Nacionalismo e inefabilidad
Los socialistas quieren emplazar al Gobierno a un debate en el Parlamento sobre "¿Qué es España?". Loable propósito. Cualquier mente cartesianamente organizada desearía que se pudiera definir un modelo óptimo y los pasos necesarios para llegar hasta él. Pero la política concierne a las relaciones de poder entre los hombres. Y en este terreno la racionalidad convive con la irracionalidad y los sentimientos, hasta el punto de que a veces la ambigüedad en los conceptos es más fructífera que la precisión. Joaquim Nadal, jefe de los socialistas en el Parlamento catalán, dice en Punt Diari: "Si queremos hacer un concurso de naciones, competir para ver quién es más nación, estamos falseando el problema y la historia y no vamos a ninguna parte". La primera dificultad para debatir el Estado autonómico los socialistas la tienen en su propia familia. Los hermanos o primos o parientes que el PSOE tiene en Cataluña (el vínculo se estrecha o se relaja según las relaciones de fuerza de cada momento) no tienen la misma idea de España. Maragall y Nadal ni siquiera coinciden con Borrell, el hermano que se fue a triunfar a Madrid. Nadal acaba de decir que "Borrell se equivoca y Pujol nos engaña", en una síntesis bastante precisa de cómo desde el socialismo catalanista se ven las cosas. Y Maragall no ha dudado en desmarcarse de los entusiasmos constitucionalistas y españolistas del candidato.
Durante la transición, el barco ha navegado sobre la cultura de la ambigüedad. Pujol ha sido el maestro en este ejercicio y a la vista están los dividendos: 18 años de gobierno prorrogables. Pero la tregua de ETA ha provocado un ejercicio de afirmación de creencias fundamentales. De ahí el desconcierto de Pujol, que ha visto cómo haciendo lo de siempre (un cirio a la autodeterminación, otro a la Constitución; un cirio a la declaración de Estella, otro a la hispanidad), su pasión por el juego de ventaja, tener una mano en cada mesa, se ponía mucho más en evidencia.

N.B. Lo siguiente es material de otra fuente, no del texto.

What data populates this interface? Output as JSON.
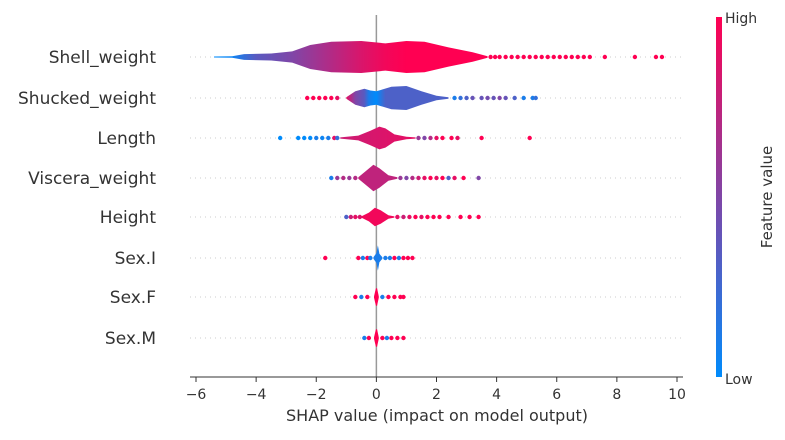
{
  "chart_data": {
    "type": "violin",
    "xlabel": "SHAP value (impact on model output)",
    "xlim": [
      -6.2,
      10.2
    ],
    "xticks": [
      -6,
      -4,
      -2,
      0,
      2,
      4,
      6,
      8,
      10
    ],
    "grid": false,
    "colorbar": {
      "label": "Feature value",
      "high_label": "High",
      "low_label": "Low",
      "low_color": "#008bfb",
      "high_color": "#ff0052"
    },
    "features": [
      {
        "name": "Shell_weight",
        "density": [
          [
            -5.4,
            0.03
          ],
          [
            -4.8,
            0.05
          ],
          [
            -4.4,
            0.18
          ],
          [
            -3.5,
            0.22
          ],
          [
            -2.8,
            0.35
          ],
          [
            -2.2,
            0.75
          ],
          [
            -1.5,
            0.95
          ],
          [
            -0.5,
            1.0
          ],
          [
            0.3,
            0.85
          ],
          [
            1.0,
            1.0
          ],
          [
            1.6,
            0.95
          ],
          [
            2.4,
            0.6
          ],
          [
            3.2,
            0.3
          ],
          [
            3.7,
            0.05
          ]
        ],
        "colors": [
          [
            -5.4,
            0.0
          ],
          [
            -4.8,
            0.05
          ],
          [
            -4.0,
            0.35
          ],
          [
            -2.8,
            0.5
          ],
          [
            -1.5,
            0.7
          ],
          [
            -0.5,
            0.85
          ],
          [
            0.3,
            0.95
          ],
          [
            1.0,
            1.0
          ],
          [
            3.7,
            1.0
          ]
        ],
        "points": [
          [
            3.8,
            1
          ],
          [
            3.95,
            1
          ],
          [
            4.1,
            1
          ],
          [
            4.3,
            1
          ],
          [
            4.5,
            1
          ],
          [
            4.7,
            1
          ],
          [
            4.9,
            1
          ],
          [
            5.1,
            1
          ],
          [
            5.3,
            1
          ],
          [
            5.5,
            1
          ],
          [
            5.7,
            1
          ],
          [
            5.9,
            1
          ],
          [
            6.1,
            1
          ],
          [
            6.3,
            1
          ],
          [
            6.5,
            1
          ],
          [
            6.7,
            1
          ],
          [
            6.9,
            1
          ],
          [
            7.1,
            1
          ],
          [
            7.6,
            1
          ],
          [
            8.6,
            1
          ],
          [
            9.3,
            1
          ],
          [
            9.5,
            1
          ]
        ]
      },
      {
        "name": "Shucked_weight",
        "density": [
          [
            -1.0,
            0.05
          ],
          [
            -0.7,
            0.45
          ],
          [
            -0.4,
            0.62
          ],
          [
            -0.2,
            0.5
          ],
          [
            0.0,
            0.45
          ],
          [
            0.5,
            0.75
          ],
          [
            1.0,
            0.8
          ],
          [
            1.5,
            0.45
          ],
          [
            2.0,
            0.15
          ],
          [
            2.4,
            0.05
          ]
        ],
        "colors": [
          [
            -1.0,
            0.9
          ],
          [
            -0.7,
            0.5
          ],
          [
            -0.4,
            0.35
          ],
          [
            -0.25,
            0.1
          ],
          [
            0.0,
            0.0
          ],
          [
            0.3,
            0.3
          ],
          [
            2.4,
            0.3
          ]
        ],
        "points": [
          [
            -2.3,
            1
          ],
          [
            -2.1,
            1
          ],
          [
            -1.9,
            1
          ],
          [
            -1.7,
            1
          ],
          [
            -1.5,
            1
          ],
          [
            -1.3,
            0.9
          ],
          [
            2.6,
            0.1
          ],
          [
            2.8,
            0.2
          ],
          [
            3.0,
            0.3
          ],
          [
            3.2,
            0.4
          ],
          [
            3.5,
            0.4
          ],
          [
            3.7,
            0.45
          ],
          [
            3.9,
            0.4
          ],
          [
            4.1,
            0.5
          ],
          [
            4.3,
            0.4
          ],
          [
            4.6,
            0.3
          ],
          [
            4.9,
            0.1
          ],
          [
            5.2,
            0.1
          ],
          [
            5.3,
            0.2
          ]
        ]
      },
      {
        "name": "Length",
        "density": [
          [
            -1.2,
            0.05
          ],
          [
            -0.6,
            0.2
          ],
          [
            -0.2,
            0.6
          ],
          [
            0.1,
            0.95
          ],
          [
            0.3,
            0.8
          ],
          [
            0.6,
            0.3
          ],
          [
            1.0,
            0.1
          ],
          [
            1.3,
            0.05
          ]
        ],
        "colors": [
          [
            -1.2,
            0.8
          ],
          [
            1.3,
            0.9
          ]
        ],
        "points": [
          [
            -3.2,
            0
          ],
          [
            -2.6,
            0
          ],
          [
            -2.4,
            0
          ],
          [
            -2.2,
            0
          ],
          [
            -2.0,
            0.1
          ],
          [
            -1.8,
            0.05
          ],
          [
            -1.6,
            0.1
          ],
          [
            -1.4,
            0.9
          ],
          [
            -1.3,
            0.2
          ],
          [
            1.4,
            0.6
          ],
          [
            1.6,
            0.5
          ],
          [
            1.8,
            0.7
          ],
          [
            2.0,
            0.9
          ],
          [
            2.2,
            1
          ],
          [
            2.5,
            1
          ],
          [
            2.7,
            0.9
          ],
          [
            3.5,
            1
          ],
          [
            5.1,
            1
          ]
        ]
      },
      {
        "name": "Viscera_weight",
        "density": [
          [
            -0.6,
            0.05
          ],
          [
            -0.35,
            0.5
          ],
          [
            -0.1,
            0.95
          ],
          [
            0.1,
            0.7
          ],
          [
            0.4,
            0.2
          ],
          [
            0.7,
            0.05
          ]
        ],
        "colors": [
          [
            -0.6,
            0.75
          ],
          [
            0.7,
            0.75
          ]
        ],
        "points": [
          [
            -1.5,
            0.1
          ],
          [
            -1.3,
            0.6
          ],
          [
            -1.1,
            0.7
          ],
          [
            -0.9,
            0.6
          ],
          [
            -0.7,
            0.7
          ],
          [
            0.8,
            0.6
          ],
          [
            1.0,
            0.5
          ],
          [
            1.2,
            0.7
          ],
          [
            1.4,
            0.8
          ],
          [
            1.6,
            0.9
          ],
          [
            1.8,
            1
          ],
          [
            2.0,
            0.9
          ],
          [
            2.2,
            1
          ],
          [
            2.4,
            0.3
          ],
          [
            2.6,
            0.9
          ],
          [
            2.9,
            1
          ],
          [
            3.4,
            0.5
          ]
        ]
      },
      {
        "name": "Height",
        "density": [
          [
            -0.5,
            0.05
          ],
          [
            -0.25,
            0.4
          ],
          [
            -0.05,
            0.85
          ],
          [
            0.15,
            0.6
          ],
          [
            0.4,
            0.15
          ],
          [
            0.6,
            0.05
          ]
        ],
        "colors": [
          [
            -0.5,
            0.95
          ],
          [
            0.6,
            0.95
          ]
        ],
        "points": [
          [
            -1.0,
            0.3
          ],
          [
            -0.85,
            0.8
          ],
          [
            -0.7,
            0.9
          ],
          [
            -0.55,
            0.85
          ],
          [
            0.7,
            0.9
          ],
          [
            0.9,
            0.8
          ],
          [
            1.1,
            0.9
          ],
          [
            1.3,
            1
          ],
          [
            1.5,
            0.9
          ],
          [
            1.7,
            1
          ],
          [
            1.9,
            1
          ],
          [
            2.1,
            1
          ],
          [
            2.4,
            1
          ],
          [
            2.8,
            1
          ],
          [
            3.1,
            1
          ],
          [
            3.4,
            1
          ]
        ]
      },
      {
        "name": "Sex.I",
        "density": [
          [
            -0.1,
            0.05
          ],
          [
            0.0,
            0.35
          ],
          [
            0.05,
            0.9
          ],
          [
            0.1,
            0.3
          ],
          [
            0.2,
            0.05
          ]
        ],
        "colors": [
          [
            -0.1,
            0.1
          ],
          [
            0.2,
            0.1
          ]
        ],
        "points": [
          [
            -1.7,
            1
          ],
          [
            -0.6,
            1
          ],
          [
            -0.45,
            0.1
          ],
          [
            -0.3,
            1
          ],
          [
            -0.2,
            0.1
          ],
          [
            0.3,
            0.1
          ],
          [
            0.45,
            0.1
          ],
          [
            0.6,
            1
          ],
          [
            0.75,
            0.1
          ],
          [
            0.9,
            1
          ],
          [
            1.05,
            1
          ],
          [
            1.2,
            1
          ]
        ]
      },
      {
        "name": "Sex.F",
        "density": [
          [
            -0.08,
            0.05
          ],
          [
            -0.02,
            0.7
          ],
          [
            0.02,
            0.75
          ],
          [
            0.08,
            0.05
          ]
        ],
        "colors": [
          [
            -0.08,
            1
          ],
          [
            0.08,
            1
          ]
        ],
        "points": [
          [
            -0.7,
            1
          ],
          [
            -0.5,
            0.1
          ],
          [
            -0.3,
            1
          ],
          [
            0.2,
            0.1
          ],
          [
            0.4,
            1
          ],
          [
            0.6,
            1
          ],
          [
            0.8,
            1
          ],
          [
            0.9,
            1
          ]
        ]
      },
      {
        "name": "Sex.M",
        "density": [
          [
            -0.08,
            0.05
          ],
          [
            -0.02,
            0.7
          ],
          [
            0.02,
            0.75
          ],
          [
            0.08,
            0.05
          ]
        ],
        "colors": [
          [
            -0.08,
            1
          ],
          [
            0.08,
            1
          ]
        ],
        "points": [
          [
            -0.4,
            0.1
          ],
          [
            -0.25,
            1
          ],
          [
            0.2,
            1
          ],
          [
            0.35,
            0.1
          ],
          [
            0.5,
            1
          ],
          [
            0.7,
            1
          ],
          [
            0.9,
            1
          ]
        ]
      }
    ]
  }
}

Y cuando el debate se convierte en choque de trenes nacionalistas es difícil introducir elementos de racionalidad. Porque el problema del nacionalismo es su inefabilidad. Puede enunciarse, pero no explicarse. Un atributo que comparten nacionalismo y religión. Recordemos algunos ejemplos de los tópicos recurrentes con los que el nacionalismo construye su iglú para protegerse de la crítica.
La imposibilidad de no ser nacionalista: el que critica a un nacionalismo forzosamente está hablando desde otro nacionalismo. Con lo cual se consigue presentar el nacionalismo como algo natural, no elegido, a lo que nadie escapa: todos tienen patria; se construye un retrato nacionalista de cualquier opositor, negándole la autonomía de su pensamiento y convirtiéndole en agente del nacionalismo rival, y se descalifica la crítica sin considerar argumento alguno porque, diga lo que diga, el que discrepa es un agente del enemigo. Muchos regates con una sola finta.

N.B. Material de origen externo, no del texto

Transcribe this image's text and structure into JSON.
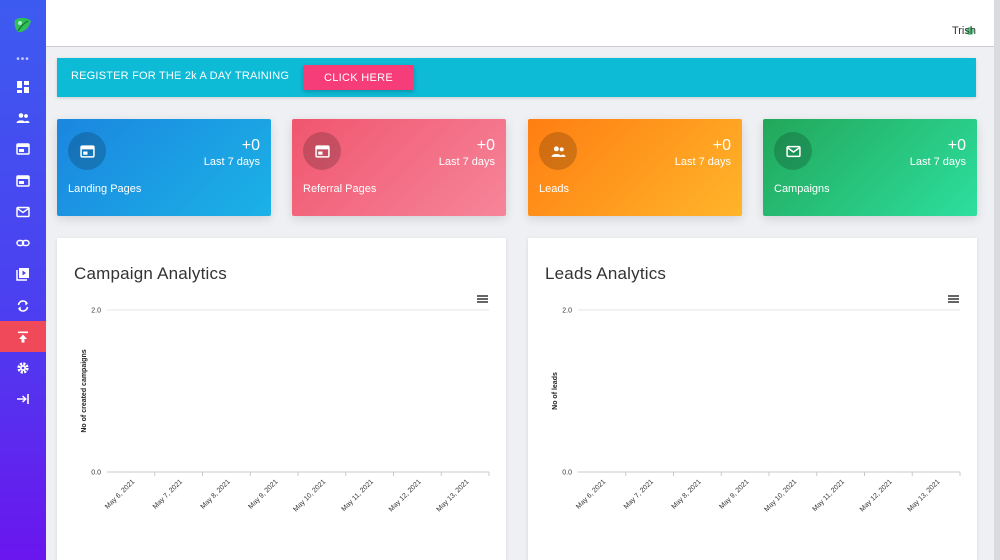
{
  "sidebar": {
    "logo_icon": "leaf-logo-icon",
    "more_dots": "•••",
    "items": [
      {
        "name": "dashboard",
        "icon": "dashboard-icon"
      },
      {
        "name": "users",
        "icon": "users-icon"
      },
      {
        "name": "landing-pages",
        "icon": "browser-window-icon"
      },
      {
        "name": "referral-pages",
        "icon": "browser-window-icon"
      },
      {
        "name": "email",
        "icon": "mail-icon"
      },
      {
        "name": "links",
        "icon": "link-icon"
      },
      {
        "name": "videos",
        "icon": "video-library-icon"
      },
      {
        "name": "sync",
        "icon": "sync-icon"
      },
      {
        "name": "upload",
        "icon": "upload-icon",
        "active": true
      },
      {
        "name": "settings",
        "icon": "gear-icon"
      },
      {
        "name": "logout",
        "icon": "logout-arrow-icon"
      }
    ],
    "active_color": "#f04a5a"
  },
  "topbar": {
    "user_name": "Trish"
  },
  "banner": {
    "text": "REGISTER FOR THE 2k A DAY TRAINING",
    "button_label": "CLICK HERE",
    "bg_color": "#0dbbd6",
    "button_color": "#f63d7a"
  },
  "stats": [
    {
      "value": "+0",
      "period": "Last 7 days",
      "label": "Landing Pages",
      "icon": "browser-window-icon"
    },
    {
      "value": "+0",
      "period": "Last 7 days",
      "label": "Referral Pages",
      "icon": "browser-window-icon"
    },
    {
      "value": "+0",
      "period": "Last 7 days",
      "label": "Leads",
      "icon": "users-icon"
    },
    {
      "value": "+0",
      "period": "Last 7 days",
      "label": "Campaigns",
      "icon": "mail-icon"
    }
  ],
  "panels": [
    {
      "title": "Campaign Analytics",
      "menu_icon": "hamburger-menu-icon"
    },
    {
      "title": "Leads Analytics",
      "menu_icon": "hamburger-menu-icon"
    }
  ],
  "chart_data": [
    {
      "type": "line",
      "title": "Campaign Analytics",
      "xlabel": "",
      "ylabel": "No of created campaigns",
      "categories": [
        "May 6, 2021",
        "May 7, 2021",
        "May 8, 2021",
        "May 9, 2021",
        "May 10, 2021",
        "May 11, 2021",
        "May 12, 2021",
        "May 13, 2021"
      ],
      "y_ticks": [
        "2.0",
        "0.0"
      ],
      "ylim": [
        0,
        2
      ],
      "series": [
        {
          "values": [
            0,
            0,
            0,
            0,
            0,
            0,
            0,
            0
          ]
        }
      ],
      "grid": true
    },
    {
      "type": "line",
      "title": "Leads Analytics",
      "xlabel": "",
      "ylabel": "No of leads",
      "categories": [
        "May 6, 2021",
        "May 7, 2021",
        "May 8, 2021",
        "May 9, 2021",
        "May 10, 2021",
        "May 11, 2021",
        "May 12, 2021",
        "May 13, 2021"
      ],
      "y_ticks": [
        "2.0",
        "0.0"
      ],
      "ylim": [
        0,
        2
      ],
      "series": [
        {
          "values": [
            0,
            0,
            0,
            0,
            0,
            0,
            0,
            0
          ]
        }
      ],
      "grid": true
    }
  ]
}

El nacionalismo como sentimiento. El nacionalismo no sería sólo una ideología, sino un estado sensible del ser humano. Se consigue de este modo convertir cualquier crítica al nacionalismo en una herida a la sensibilidad, plataforma ideal para el victimismo, uno de los placeres favoritos de los nacionalismos.
En fin, el discurso de la diferencia. "No somos un país cualquiera", repiten los nacionalistas. Como si hubiera países cualquiera. De la diferencia como expresión de la diversidad social se pasa a la diferencia como factor de jerarquización y discriminación. Por ser diferentes, unos tienen más derechos que los otros. Lo cual no sólo es democráticamente objetable, sino que es un motor imparable de recelos. Aunque se acabe el café para todos, todos tienen derecho a café.
Sobre estos tópicos todo debate se convierte en un choque de nacionalismos. La declaración de Estella no sólo provoca, sino que necesita la declaración de Mérida. Así se alimentan mutuamente. En estas condiciones, el debate de la racionalidad política es por lo menos difícil. Pasará la campaña y seguiremos sin un debate franco. Entre nacionalismos no hay diálogo. En el mejor de los casos puede haber negociación y compromiso. A esta opción hay que agarrarse, aunque sea al precio de mucho doble lenguaje, de mucha ambigüedad.